The term `disordered carbon nanotube structure` includes, but is
not limited to, a structure where the carbon nanotubes are arranged
along many different directions, and the aligning directions of the
carbon nanotubes are random. The number of the carbon nanotubes
arranged along each different direction can be substantially the
same (e.g. uniformly disordered). The disordered carbon nanotube
structure can be isotropic. The carbon nanotubes in the disordered
carbon nanotube structure can be entangled with each other. The
term `ordered carbon nanotube structure` includes, but is not
limited to, a structure where the carbon nanotubes are arranged in
a consistently systematic manner, e.g., the carbon nanotubes are
arranged approximately along a same direction and/or have two or
more sections within each of which the carbon nanotubes are
arranged approximately along a same direction (different sections
can have different directions).
[0040] In one embodiment, the carbon nanotubes in the carbon
nanotube layer are arranged to extend along the direction
substantially parallel to the surface of the semiconductor layer
102. In one embodiment, all the carbon nanotubes in the carbon
nanotube layer are arranged to extend along the same direction. In
another embodiment, some of the carbon nanotubes in the carbon
nanotube layer are arranged to extend along a first direction, and
some of the carbon nanotubes in the carbon nanotube layer are
arranged to extend along a second direction, perpendicular to the
first direction.
[0041] In one embodiment, the carbon nanotube layer is a
free-standing structure and can be drawn from a carbon nanotube
array. The term "free-standing structure" means that the carbon
nanotube layer can sustain the weight of itself when it is hoisted
by a portion thereof without any significant damage to its
structural integrity. Thus, the carbon nanotube layer can be
suspended by two spaced supports. The free-standing carbon nanotube
layer can be laid on the semiconductor layer 102 directly and
easily.
[0042] The carbon nanotube layer can be a substantially pure
structure of the carbon nanotubes, with few impurities and chemical
functional groups. The carbon nanotube layer can be a composite
including a carbon nanotube matrix and non-carbon nanotube
materials. The non-carbon nanotube materials can be graphite,
graphene, silicon carbide, boron nitride, silicon nitride, silicon
dioxide, diamond, amorphous carbon, metal carbides, metal oxides,
or metal nitrides. The non-carbon nanotube materials can be coated
on the carbon nanotubes of the carbon nanotube layer or filled in
the apertures. In one embodiment, the non-carbon nanotube materials
are coated on the carbon nanotubes of the carbon nanotube layer so
the carbon nanotubes can have a greater diameter and the apertures
can a have smaller size. The non-carbon nanotube materials can be
deposited on the carbon nanotubes of the carbon nanotube layer by
CVD or physical vapor deposition (PVD), such as sputtering.
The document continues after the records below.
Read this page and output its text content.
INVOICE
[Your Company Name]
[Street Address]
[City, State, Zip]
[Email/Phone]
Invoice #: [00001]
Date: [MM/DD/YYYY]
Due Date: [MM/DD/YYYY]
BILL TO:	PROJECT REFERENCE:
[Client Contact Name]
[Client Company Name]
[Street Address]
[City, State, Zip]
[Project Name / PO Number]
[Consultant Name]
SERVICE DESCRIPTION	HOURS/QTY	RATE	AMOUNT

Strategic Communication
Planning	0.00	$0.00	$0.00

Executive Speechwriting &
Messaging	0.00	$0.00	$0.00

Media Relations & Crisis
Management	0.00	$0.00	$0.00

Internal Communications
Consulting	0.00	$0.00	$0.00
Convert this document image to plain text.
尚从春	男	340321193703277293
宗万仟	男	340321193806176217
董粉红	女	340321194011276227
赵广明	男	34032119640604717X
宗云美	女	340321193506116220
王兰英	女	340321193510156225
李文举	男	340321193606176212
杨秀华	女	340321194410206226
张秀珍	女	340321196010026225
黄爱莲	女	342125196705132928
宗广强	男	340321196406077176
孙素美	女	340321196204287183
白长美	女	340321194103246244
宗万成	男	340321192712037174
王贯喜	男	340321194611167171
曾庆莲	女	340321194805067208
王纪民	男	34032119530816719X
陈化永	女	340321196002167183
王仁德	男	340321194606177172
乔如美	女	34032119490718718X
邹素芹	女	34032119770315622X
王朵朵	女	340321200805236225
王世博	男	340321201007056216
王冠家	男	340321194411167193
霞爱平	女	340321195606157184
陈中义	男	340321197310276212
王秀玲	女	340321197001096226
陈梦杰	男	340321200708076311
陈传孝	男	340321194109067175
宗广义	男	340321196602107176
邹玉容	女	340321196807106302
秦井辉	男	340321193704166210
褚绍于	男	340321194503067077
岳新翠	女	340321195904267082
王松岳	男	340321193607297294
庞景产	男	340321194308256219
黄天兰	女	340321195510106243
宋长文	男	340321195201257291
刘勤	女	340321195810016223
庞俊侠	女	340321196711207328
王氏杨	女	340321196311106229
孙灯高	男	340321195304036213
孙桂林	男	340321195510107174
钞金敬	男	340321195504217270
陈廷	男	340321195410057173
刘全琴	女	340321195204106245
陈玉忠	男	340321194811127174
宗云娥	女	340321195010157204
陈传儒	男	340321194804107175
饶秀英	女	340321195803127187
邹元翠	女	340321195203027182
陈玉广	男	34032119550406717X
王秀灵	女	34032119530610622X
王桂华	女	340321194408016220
[0043] The carbon nanotube layer can include at least one carbon
nanotube film, at least one carbon nanotube wire, or a combination
thereof. In one embodiment, the carbon nanotube layer can include a
single carbon nanotube film or two or more stacked carbon nanotube
films. Thus, the thickness of the carbon nanotube layer can be
controlled by the number of the stacked carbon nanotube films. The
number of the stacked carbon nanotube films can be in a range from
about 2 to about 100, for example, about 10, 30, or 50. In one
embodiment, the carbon nanotube layer can include a layer of
parallel and spaced carbon nanotube wires. The carbon nanotube
layer can also include a plurality of carbon nanotube wires crossed
or weaved together to form a carbon nanotube net. The distance
between two adjacent parallel and spaced carbon nanotube wires can
be in a range from about 0.1 .mu.m to about 200 .mu.m. In one
embodiment, the distance between two adjacent parallel and spaced
carbon nanotube wires can be in a range from about 10 .mu.m to
about 100 .mu.m. The size of the apertures can be controlled by
controlling the distance between two adjacent parallel and spaced
carbon nanotube wires. The length of the gap between two adjacent
parallel carbon nanotube wires can be equal to the length of the
carbon nanotube wire. It is understood that any carbon nanotube
structure described can be used with all embodiments.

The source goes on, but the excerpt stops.